MrVicchio said:
Here's the thing that I find most disturbing about this entire thread. Do people actually believe this tripe that if a cure for cancer were found, it would be hidden so "big pharma" could keep raking in $$ on less effective treatments? I mean really? Some of you would actually believe that?
I do, but I have seen direct evidence that this is probably the case. Specifically, I once worked for a medical market research firm. One of our clients screwed up and sent us briefs on actual agents that had been developed for female pelvic adenosquamous carcinoma (ovarian, uterine, cervical). The survey that accompanied it (to be administered to oncologists) asked a series of questions whose aim was to discover what the minimum level of effectiveness the agent would need to have before the doctor would consider prescribing it. I had always thought that these were hypothetical questions, but the materials accompanying that survey named different agents, discussed their processes of manufacture, molecular structure, and details of small clinical trials that had been run on each. About six hours after they arrived, we got a frantic call from our client stating that we weren't supposed to have those and to return them immediately. I had been reading through them because that's what I thought I was supposed to be doing. It was clear to me, from the reading, that they actually had six agents whose effectiveness and side effect profiles were well known, and the idea was simply to discover which one they wanted to release, based on which one met the minimum marketable effectiveness.
I quit shortly after that. I wish I had had the presence of mind to photocopy that material before putting it in a Fedex box and returning it.
Goshin said:
Maybe they haven't considered that hundreds of "Big Pharma" executives are themselves subject to getting cancer... and so are their wives, children, parents, siblings, friends, cousins... and if the "cure" was made available only for the big shots and their families, that would still be thousands of people.... you couldn't keep it quiet. If you give The Cure to your wife's favorite Auntie, what happens when Auntie wants the cure for her daughter? Give it to her?
The Machiavellian answer is that you give your Aunt the cure, and when she wants it for her daughter (your cousin) you do the same. When she (your cousin) wants it for her boyfriend, you give him a placebo, he dies, and you explain that it's not really a cure, it doesn't work in every case, etc.
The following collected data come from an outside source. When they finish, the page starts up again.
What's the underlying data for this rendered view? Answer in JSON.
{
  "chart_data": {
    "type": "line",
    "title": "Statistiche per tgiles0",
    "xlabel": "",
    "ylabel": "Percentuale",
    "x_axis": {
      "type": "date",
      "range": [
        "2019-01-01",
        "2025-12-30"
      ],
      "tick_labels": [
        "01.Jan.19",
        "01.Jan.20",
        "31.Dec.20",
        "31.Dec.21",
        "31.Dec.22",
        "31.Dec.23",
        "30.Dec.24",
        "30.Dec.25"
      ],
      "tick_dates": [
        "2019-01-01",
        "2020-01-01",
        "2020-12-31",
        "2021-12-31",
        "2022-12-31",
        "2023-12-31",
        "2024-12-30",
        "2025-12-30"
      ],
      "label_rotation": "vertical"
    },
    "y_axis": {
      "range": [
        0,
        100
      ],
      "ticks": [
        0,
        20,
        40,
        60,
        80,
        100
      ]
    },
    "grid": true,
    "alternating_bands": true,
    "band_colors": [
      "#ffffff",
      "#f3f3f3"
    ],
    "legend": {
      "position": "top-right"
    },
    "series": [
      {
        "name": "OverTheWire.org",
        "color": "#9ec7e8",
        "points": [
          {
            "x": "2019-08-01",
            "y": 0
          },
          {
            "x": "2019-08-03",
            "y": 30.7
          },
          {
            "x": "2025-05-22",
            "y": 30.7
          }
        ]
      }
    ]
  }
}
As relationships radiate out from you (the Big Exec), there is a point before which everyone is an insider, and after which, everyone is an outsider. Those who are inside know it and know how to behave, including to whom they can give their affection. A single leak or two here or there ends up as some post on the internet somewhere, and is easy to cast as the work of a crackpot. The hullabaloo dies down pretty quickly, especially since there are plenty of real crackpots to muddy the waters.
The slightly more realistic answer is that things are more fragmented than this. The top execs have little idea what their chemists are working on, beyond finished product, but they nevertheless hold the power to release or not release a drug. The middle managers, the guys who run the chemists, do have an idea what they have, but have no power to release the drugs. And in fact there is no outright cure, just a particularly effective agent (as DCA is supposed by some to be--it doesn't work in every case). The top execs will not release for anyone without various bureaucratic hurdles being overcome and the middle managers can't argue that the agent is 100% effective, ergo, the situation you describe never arises. In the rare event it does, see paragraph above.